The contribution of the military coup that took place in Greece in the early hours of April 21, 1967 to my childhood memories consists of hushed adult conversations and sweaty blue exercise books written on by Bic. And a bird. For seven years every school book in Greece would carry the print of a bird at the back page: a phoenix consumed by or bathing in flames, wings outstretched - behind the dark outline of a soldier. What was the metaphor? Greece being reborn of its own ashes to which it had been previously reduced by the evils of parliamentarism and communism? Or Greece being consumed by the purifying flames of autocracy so that it could emerge anew? I never knew. I was busy sweating over the aforementioned exercise books.

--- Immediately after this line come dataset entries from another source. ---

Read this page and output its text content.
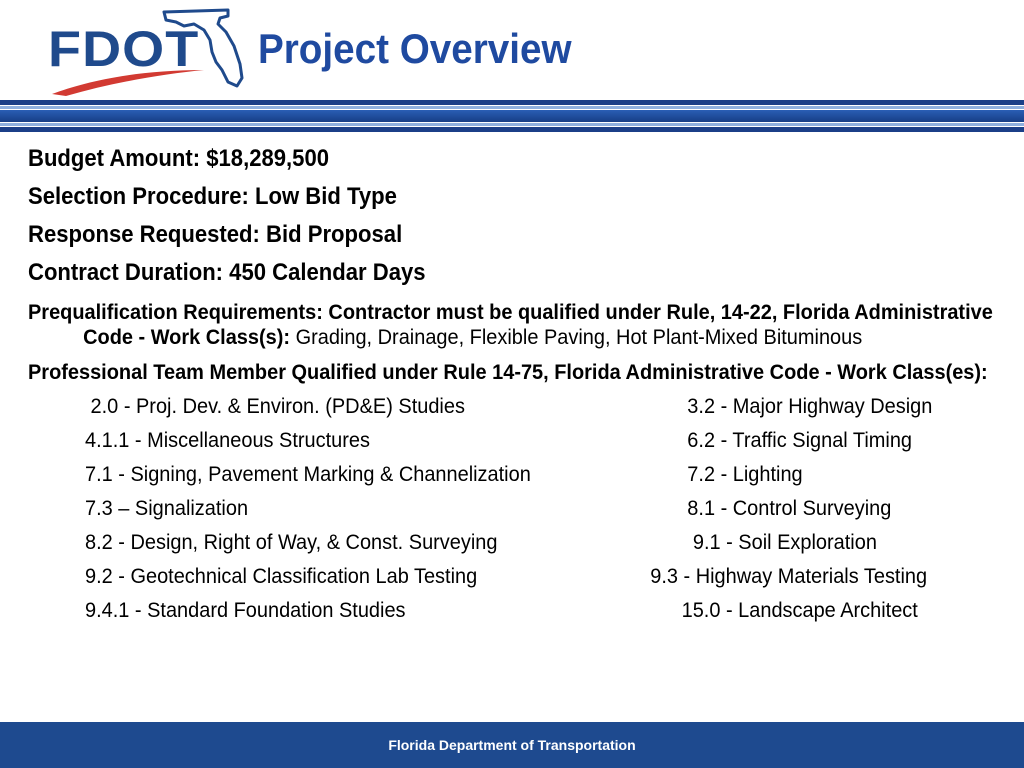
FDOT Project Overview
Budget Amount: $18,289,500
Selection Procedure: Low Bid Type
Response Requested: Bid Proposal
Contract Duration: 450 Calendar Days
Prequalification Requirements: Contractor must be qualified under Rule, 14-22, Florida Administrative Code - Work Class(s): Grading, Drainage, Flexible Paving, Hot Plant-Mixed Bituminous
Professional Team Member Qualified under Rule 14-75, Florida Administrative Code - Work Class(es):
2.0 - Proj. Dev. & Environ. (PD&E) Studies	3.2 - Major Highway Design
4.1.1 - Miscellaneous Structures	6.2 - Traffic Signal Timing
7.1 - Signing, Pavement Marking & Channelization	7.2 - Lighting
7.3 – Signalization	8.1 - Control Surveying
8.2 - Design, Right of Way, & Const. Surveying	9.1 - Soil Exploration
9.2 - Geotechnical Classification Lab Testing	9.3 - Highway Materials Testing
9.4.1 - Standard Foundation Studies	15.0 - Landscape Architect
Florida Department of Transportation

Patriotically blue: the staple of my early school years were these plasticated affairs, blue to match the colour of our national flag, sweaty to match the smell of our fear. There were patterns: weaving patterns, chequered patterns, sometimes tiny stars. A clear pocket at the front cover held a card with preprinted ΤΕΤΡΑΔΙΟΝ (exercise book) Τ_ Μαθ_ (Of the Pupil) where I faithfully wrote my name - Ταξεως (Grade). The exercise books pages' were held together with staples which dug deep into the plasticated blue covers.
The neat handwriting in blue Bic is only interrupted by the teacher's markings in red Bic ("Pay attention"- "Well Done" - "Unjustified mistakes" - "Wrong" - "Bravo, Lito"). I remember my hand sweating holding the blue Bic. 1973. The fear of mistakes looming together with the impossibility of erasure. A razor blade was utilised to scrape off the Bic ink, eliminate the mistake - the thin paper getting thinner, its fibres feathering with every scratch.
And now the blue exercise books are palimpsests. The Bic writings have bled through the pages, the back page shining through the front, the letters dissolving from dark blue to watery azure. In the Arithmetic book additions and subtructions are overlapping; all the ingredients of practical arithmetic problems - 425 sacks of cement, 1805 train passengers, 1 kg of butter for 56 drachmas, 27 kg of soft cheese, 15 metres of pipes and 960 pocket handkerchiefs - are bleeding ink onto each other.
In the Grammar exercise book all the phrases are overlapping too. The evil patriotism of the 21st April 1967 regime has bled into punctuation and syllabication exercises. Words and phrases about God, Motherland, Nature, Cleaniness, Obedience are punctuated and syllabicated, neat, corrected, underlined, mistakes scratched away, and a grade applied in red
Bic:
Οι καλοί μαθηταί εργάζονται και στο σπίτι τους και στο σχολείο προσεκτικά.
Τhe good puplis work attentively at home and in school.
Αγαπώ πολύ την καθαριότητα.
I love cleaniness very much.
Όλοι οι γεωργοί δουλεύουν στα χωράφια, οργώνουν και σπέρνουν τον ευλογημένο καρπό.
All farmers work in the fields plowing and planting the blessed seed.
Ο στρατιώτης πηγαίνει να πολεμήση.
The soldier goes to fight.
Δίνω το λόγο μου πως θα γίνω καλό παιδί.
I give my word I shall become a good child.
Κάθε Κυριακή πηγαίνομε στην εκκλησία. Εκεί ο παπάς μας ευλογεί, κι εμείς του φιλούμε με σεβασμό το χέρι. Τις άλλες ημέρες πηγαίνομε στο αγαπημένο μας σχολείο.
Every Sunday we go to church. There the priest blesses us and we respectfully kiss his hand. The rest of the week we go to our beloved school.
Αμα τ' αγαπάς αυτά, αγαπάς την πατρίδα σου.
If you love these, you love your country.
As I was writing about
the nightingale singing at the beautiful sunset on 15 November 1973 the
Athens Polytechnic student anti-junta revolt was under way.